Hasidic Jewish men pray at sunset outside the grave of Rabbi Menachem Mendel Schneerson, the seventh grand rebbe of the Chabad Lubavitch Hasidic movement, to mark the start of Yom Kippur October 1, 2006 in Cambria Heights, New York.
Photographer: Mario Tama/Getty Images
Copyright Getty Images
Posted: 09/25/2012
Many will observe a tradition in the Jewish faith Tuesday as Yom Kippur begins at sundown.
Yom Kippur is marked by a day of prayer and 25 hours of fasting. We spoke to Rabbi Shmuly Yanklowitz of Kehilath Israel Synagogue for more information about this special prayer.
Here’s what he said:
“Yom Kippur is one of the most sacred days of the year in the Jewish calendar for thousands of years. People will be in the most devout prayer they’ve had all year where they not only join their family and friends and other congregants, but they join God in what is the most introspective and intense prayer of the year.”
“We’ll have people in a deep meditation and prayerful state trying to connect with who they long to be and trying to correct the wrongs they’ve done in the past year.”
“The primary message of Yom Kippur is that we are radically free. This is one of the greatest contributions Jewish thought makes to the world, that we are not determined by our genes and culture and by our psychology. Of course, those are factors, but at the end of the day we are radically free to choose who we are and we have the power to change ourselves. Yom Kippur comes as a protest in the world against conformity, social conformity, saying you can become better and you must.”
“The main themes of Yom Kippur are in Hebrew called teshuva, tzedakah, tefilah. Tefilah, prayer in that we connect to God, but even more that we create a subversive force to break the callousness inside of us. Teshuva, repentance, that we ultimately change ourselves, we transform ourselves to return to our essence to become the kind of people we want to be in the world. And tzedakah, charity, that we give more to others and that we create a more just world.”
“Ultimately Yom Kippur is about justice. It’s about social justice and creating a more just society. We read in the book of Isaiah on Yom Kippur that God doesn’t want our sacrifices, but our hearts, our hearts given out to the most vulnerable, the poor, those in prisons, the immigrants, the hungry and the poor and the homeless. And ultimately it’s a day to internalize this value that we are mortal, we are vulnerable, we are frail. And by tapping into that we can then give our hearts and our hands to those who are vulnerable in the world.”

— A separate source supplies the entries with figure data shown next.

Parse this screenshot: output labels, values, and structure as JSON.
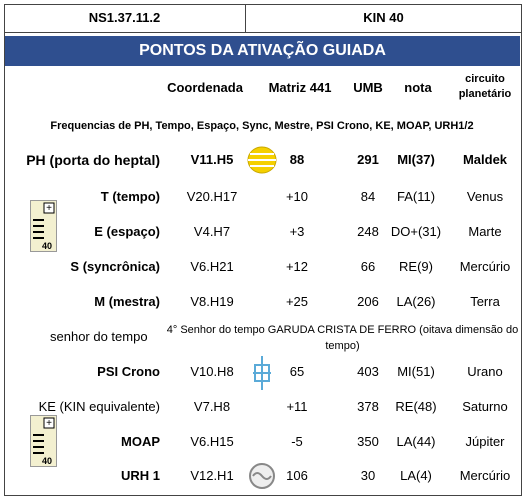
{
  "header": {
    "left": "NS1.37.11.2",
    "right": "KIN 40"
  },
  "title": "PONTOS DA ATIVAÇÃO GUIADA",
  "columns": [
    "Coordenada",
    "Matriz 441",
    "UMB",
    "nota",
    "circuito planetário"
  ],
  "subtitle": "Frequencias de PH, Tempo, Espaço, Sync, Mestre, PSI Crono, KE, MOAP, URH1/2",
  "rows": [
    [
      "PH (porta do heptal)",
      "V11.H5",
      "88",
      "291",
      "MI(37)",
      "Maldek"
    ],
    [
      "T (tempo)",
      "V20.H17",
      "+10",
      "84",
      "FA(11)",
      "Venus"
    ],
    [
      "E (espaço)",
      "V4.H7",
      "+3",
      "248",
      "DO+(31)",
      "Marte"
    ],
    [
      "S (syncrônica)",
      "V6.H21",
      "+12",
      "66",
      "RE(9)",
      "Mercúrio"
    ],
    [
      "M (mestra)",
      "V8.H19",
      "+25",
      "206",
      "LA(26)",
      "Terra"
    ],
    [
      "PSI Crono",
      "V10.H8",
      "65",
      "403",
      "MI(51)",
      "Urano"
    ],
    [
      "KE (KIN equivalente)",
      "V7.H8",
      "+11",
      "378",
      "RE(48)",
      "Saturno"
    ],
    [
      "MOAP",
      "V6.H15",
      "-5",
      "350",
      "LA(44)",
      "Júpiter"
    ],
    [
      "URH 1",
      "V12.H1",
      "106",
      "30",
      "LA(4)",
      "Mercúrio"
    ]
  ],
  "senhor": {
    "label": "senhor do tempo",
    "note": "4° Senhor do tempo GARUDA CRISTA DE FERRO (oitava dimensão do tempo)"
  }
}
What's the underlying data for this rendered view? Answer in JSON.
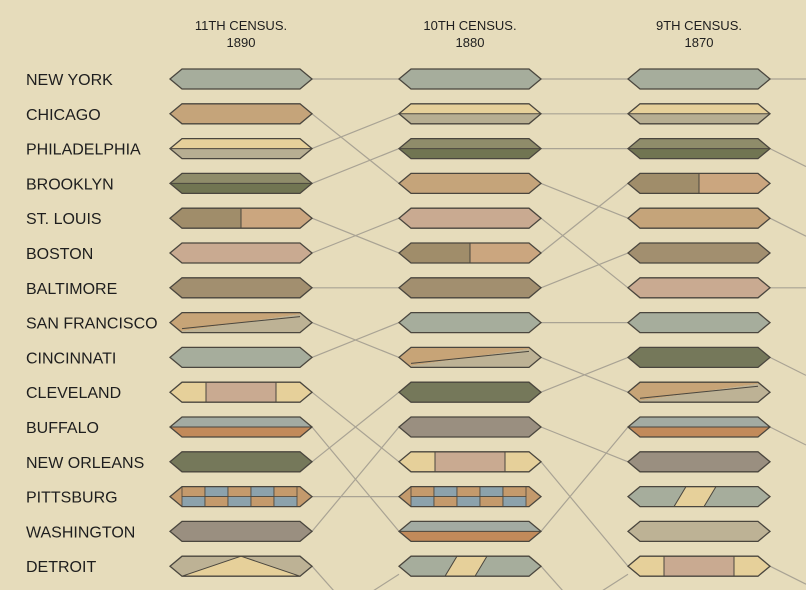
{
  "chart_data": {
    "type": "diagram",
    "censuses": [
      {
        "title": "11TH CENSUS.",
        "year": "1890"
      },
      {
        "title": "10TH CENSUS.",
        "year": "1880"
      },
      {
        "title": "9TH CENSUS.",
        "year": "1870"
      }
    ],
    "cities": [
      "NEW YORK",
      "CHICAGO",
      "PHILADELPHIA",
      "BROOKLYN",
      "ST. LOUIS",
      "BOSTON",
      "BALTIMORE",
      "SAN FRANCISCO",
      "CINCINNATI",
      "CLEVELAND",
      "BUFFALO",
      "NEW ORLEANS",
      "PITTSBURG",
      "WASHINGTON",
      "DETROIT"
    ],
    "columns": [
      {
        "census": "1890",
        "badges": [
          {
            "city": "NEW YORK",
            "pattern": "solid",
            "colors": [
              "#a6ad9c"
            ]
          },
          {
            "city": "CHICAGO",
            "pattern": "solid",
            "colors": [
              "#c5a47a"
            ]
          },
          {
            "city": "PHILADELPHIA",
            "pattern": "hsplit",
            "colors": [
              "#e6d09a",
              "#b7ae92"
            ]
          },
          {
            "city": "BROOKLYN",
            "pattern": "hsplit",
            "colors": [
              "#8f8c6a",
              "#717552"
            ]
          },
          {
            "city": "ST. LOUIS",
            "pattern": "vsplit",
            "colors": [
              "#a08d6a",
              "#cba67f"
            ]
          },
          {
            "city": "BOSTON",
            "pattern": "solid",
            "colors": [
              "#c9aa91"
            ]
          },
          {
            "city": "BALTIMORE",
            "pattern": "solid",
            "colors": [
              "#a28f6f"
            ]
          },
          {
            "city": "SAN FRANCISCO",
            "pattern": "diag",
            "colors": [
              "#c7a477",
              "#bdb295"
            ]
          },
          {
            "city": "CINCINNATI",
            "pattern": "solid",
            "colors": [
              "#a6ad9c"
            ]
          },
          {
            "city": "CLEVELAND",
            "pattern": "triband",
            "colors": [
              "#e6d09a",
              "#c9aa91"
            ]
          },
          {
            "city": "BUFFALO",
            "pattern": "hsplit",
            "colors": [
              "#a3aba2",
              "#c28a5a"
            ]
          },
          {
            "city": "NEW ORLEANS",
            "pattern": "solid",
            "colors": [
              "#75785a"
            ]
          },
          {
            "city": "PITTSBURG",
            "pattern": "checker",
            "colors": [
              "#c49a6c",
              "#8ca2ac"
            ]
          },
          {
            "city": "WASHINGTON",
            "pattern": "solid",
            "colors": [
              "#9a8f80"
            ]
          },
          {
            "city": "DETROIT",
            "pattern": "vee",
            "colors": [
              "#bdb295",
              "#e6d09a"
            ]
          }
        ]
      },
      {
        "census": "1880",
        "badges": [
          {
            "city": "NEW YORK",
            "pattern": "solid",
            "colors": [
              "#a6ad9c"
            ]
          },
          {
            "city": "PHILADELPHIA",
            "pattern": "hsplit",
            "colors": [
              "#e6d09a",
              "#b7ae92"
            ]
          },
          {
            "city": "BROOKLYN",
            "pattern": "hsplit",
            "colors": [
              "#8f8c6a",
              "#717552"
            ]
          },
          {
            "city": "CHICAGO",
            "pattern": "solid",
            "colors": [
              "#c5a47a"
            ]
          },
          {
            "city": "BOSTON",
            "pattern": "solid",
            "colors": [
              "#c9aa91"
            ]
          },
          {
            "city": "ST. LOUIS",
            "pattern": "vsplit",
            "colors": [
              "#a08d6a",
              "#cba67f"
            ]
          },
          {
            "city": "BALTIMORE",
            "pattern": "solid",
            "colors": [
              "#a28f6f"
            ]
          },
          {
            "city": "CINCINNATI",
            "pattern": "solid",
            "colors": [
              "#a6ad9c"
            ]
          },
          {
            "city": "SAN FRANCISCO",
            "pattern": "diag",
            "colors": [
              "#c7a477",
              "#bdb295"
            ]
          },
          {
            "city": "NEW ORLEANS",
            "pattern": "solid",
            "colors": [
              "#75785a"
            ]
          },
          {
            "city": "WASHINGTON",
            "pattern": "solid",
            "colors": [
              "#9a8f80"
            ]
          },
          {
            "city": "CLEVELAND",
            "pattern": "triband",
            "colors": [
              "#e6d09a",
              "#c9aa91"
            ]
          },
          {
            "city": "PITTSBURG",
            "pattern": "checker",
            "colors": [
              "#c49a6c",
              "#8ca2ac"
            ]
          },
          {
            "city": "BUFFALO",
            "pattern": "hsplit",
            "colors": [
              "#a3aba2",
              "#c28a5a"
            ]
          },
          {
            "city": "",
            "pattern": "slant",
            "colors": [
              "#a6ad9c",
              "#e6d09a"
            ]
          }
        ]
      },
      {
        "census": "1870",
        "badges": [
          {
            "city": "NEW YORK",
            "pattern": "solid",
            "colors": [
              "#a6ad9c"
            ]
          },
          {
            "city": "PHILADELPHIA",
            "pattern": "hsplit",
            "colors": [
              "#e6d09a",
              "#b7ae92"
            ]
          },
          {
            "city": "BROOKLYN",
            "pattern": "hsplit",
            "colors": [
              "#8f8c6a",
              "#717552"
            ]
          },
          {
            "city": "ST. LOUIS",
            "pattern": "vsplit",
            "colors": [
              "#a08d6a",
              "#cba67f"
            ]
          },
          {
            "city": "CHICAGO",
            "pattern": "solid",
            "colors": [
              "#c5a47a"
            ]
          },
          {
            "city": "BALTIMORE",
            "pattern": "solid",
            "colors": [
              "#a28f6f"
            ]
          },
          {
            "city": "BOSTON",
            "pattern": "solid",
            "colors": [
              "#c9aa91"
            ]
          },
          {
            "city": "CINCINNATI",
            "pattern": "solid",
            "colors": [
              "#a6ad9c"
            ]
          },
          {
            "city": "NEW ORLEANS",
            "pattern": "solid",
            "colors": [
              "#75785a"
            ]
          },
          {
            "city": "SAN FRANCISCO",
            "pattern": "diag",
            "colors": [
              "#c7a477",
              "#bdb295"
            ]
          },
          {
            "city": "BUFFALO",
            "pattern": "hsplit",
            "colors": [
              "#a3aba2",
              "#c28a5a"
            ]
          },
          {
            "city": "WASHINGTON",
            "pattern": "solid",
            "colors": [
              "#9a8f80"
            ]
          },
          {
            "city": "",
            "pattern": "slant",
            "colors": [
              "#a6ad9c",
              "#e6d09a"
            ]
          },
          {
            "city": "",
            "pattern": "solid",
            "colors": [
              "#bdb295"
            ]
          },
          {
            "city": "CLEVELAND",
            "pattern": "triband",
            "colors": [
              "#e6d09a",
              "#c9aa91"
            ]
          }
        ]
      }
    ],
    "connector_color": "#a9a394",
    "outline_color": "#4a463e",
    "background": "#e6dcbb"
  }
}
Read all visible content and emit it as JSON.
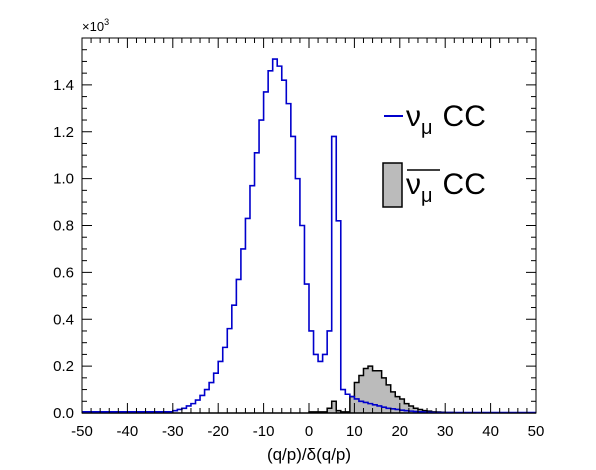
{
  "chart_data": {
    "type": "area",
    "xlabel": "(q/p)/δ(q/p)",
    "ylabel": "",
    "xlim": [
      -50,
      50
    ],
    "ylim": [
      0,
      1.6
    ],
    "y_multiplier": {
      "base": "×10",
      "exponent": "3"
    },
    "x_ticks": [
      "-50",
      "-40",
      "-30",
      "-20",
      "-10",
      "0",
      "10",
      "20",
      "30",
      "40",
      "50"
    ],
    "y_ticks": [
      "0.0",
      "0.2",
      "0.4",
      "0.6",
      "0.8",
      "1.0",
      "1.2",
      "1.4"
    ],
    "x_tick_values": [
      -50,
      -40,
      -30,
      -20,
      -10,
      0,
      10,
      20,
      30,
      40,
      50
    ],
    "y_tick_values": [
      0,
      0.2,
      0.4,
      0.6,
      0.8,
      1.0,
      1.2,
      1.4
    ],
    "bin_width": 1,
    "x_start": -50,
    "legend_placement": "right",
    "series": [
      {
        "name": "ν_μ CC",
        "legend_main": "ν",
        "legend_sub": "μ",
        "legend_suffix": "CC",
        "style": "line",
        "color": "#0000cc",
        "values": [
          0.005,
          0.005,
          0.005,
          0.005,
          0.005,
          0.005,
          0.005,
          0.005,
          0.005,
          0.005,
          0.005,
          0.005,
          0.005,
          0.005,
          0.005,
          0.005,
          0.005,
          0.005,
          0.005,
          0.005,
          0.01,
          0.015,
          0.02,
          0.03,
          0.04,
          0.055,
          0.075,
          0.1,
          0.13,
          0.17,
          0.22,
          0.28,
          0.36,
          0.46,
          0.57,
          0.7,
          0.83,
          0.97,
          1.11,
          1.25,
          1.37,
          1.46,
          1.51,
          1.48,
          1.42,
          1.32,
          1.18,
          1.0,
          0.8,
          0.55,
          0.35,
          0.25,
          0.22,
          0.25,
          0.35,
          1.18,
          0.82,
          0.1,
          0.08,
          0.07,
          0.06,
          0.05,
          0.045,
          0.04,
          0.035,
          0.03,
          0.025,
          0.02,
          0.018,
          0.015,
          0.012,
          0.01,
          0.008,
          0.006,
          0.005,
          0.004,
          0.003,
          0.002,
          0.002,
          0.002,
          0.002,
          0.002,
          0.002,
          0.002,
          0.002,
          0.002,
          0.002,
          0.002,
          0.002,
          0.002,
          0.002,
          0.002,
          0.002,
          0.002,
          0.002,
          0.002,
          0.002,
          0.002,
          0.002,
          0.002
        ]
      },
      {
        "name": "ν̄_μ CC",
        "legend_main": "ν",
        "legend_sub": "μ",
        "legend_suffix": "CC",
        "style": "filled",
        "color": "#000000",
        "fill": "#bbbbbb",
        "values": [
          0,
          0,
          0,
          0,
          0,
          0,
          0,
          0,
          0,
          0,
          0,
          0,
          0,
          0,
          0,
          0,
          0,
          0,
          0,
          0,
          0,
          0,
          0,
          0,
          0,
          0,
          0,
          0,
          0,
          0,
          0,
          0,
          0,
          0,
          0,
          0,
          0,
          0,
          0,
          0,
          0,
          0,
          0,
          0,
          0,
          0,
          0,
          0,
          0,
          0,
          0.005,
          0.005,
          0.005,
          0.005,
          0.02,
          0.05,
          0.01,
          0.005,
          0.005,
          0.07,
          0.13,
          0.16,
          0.19,
          0.2,
          0.18,
          0.18,
          0.15,
          0.12,
          0.09,
          0.07,
          0.06,
          0.04,
          0.03,
          0.02,
          0.015,
          0.01,
          0.008,
          0.005,
          0.004,
          0.003,
          0.002,
          0.002,
          0.001,
          0.001,
          0,
          0,
          0,
          0,
          0,
          0,
          0,
          0,
          0,
          0,
          0,
          0,
          0,
          0,
          0,
          0
        ]
      }
    ]
  }
}
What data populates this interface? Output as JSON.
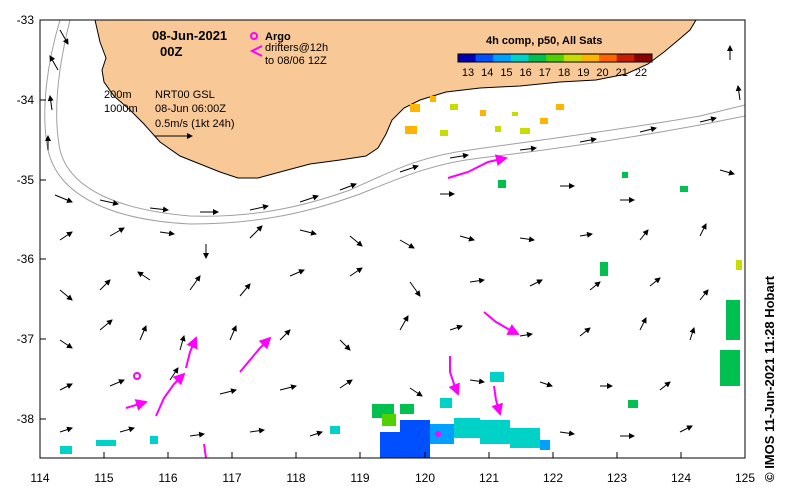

“For many Yom Kippur works for them. It always has and it always will. They will be transformed at the end of the day. For others they will rely upon me and others to provide a spiritual experience that will work for them. And as my first year at this congregation it’s an opportunity for me to come to know the Jewish community of Kansas City and to come to know the type of experience that’s needed for others to really go in and tap in spiritually and emotionally to a very deep place. That’s my job to create that space.”
Yom Kippur lasts through sundown Wednesday.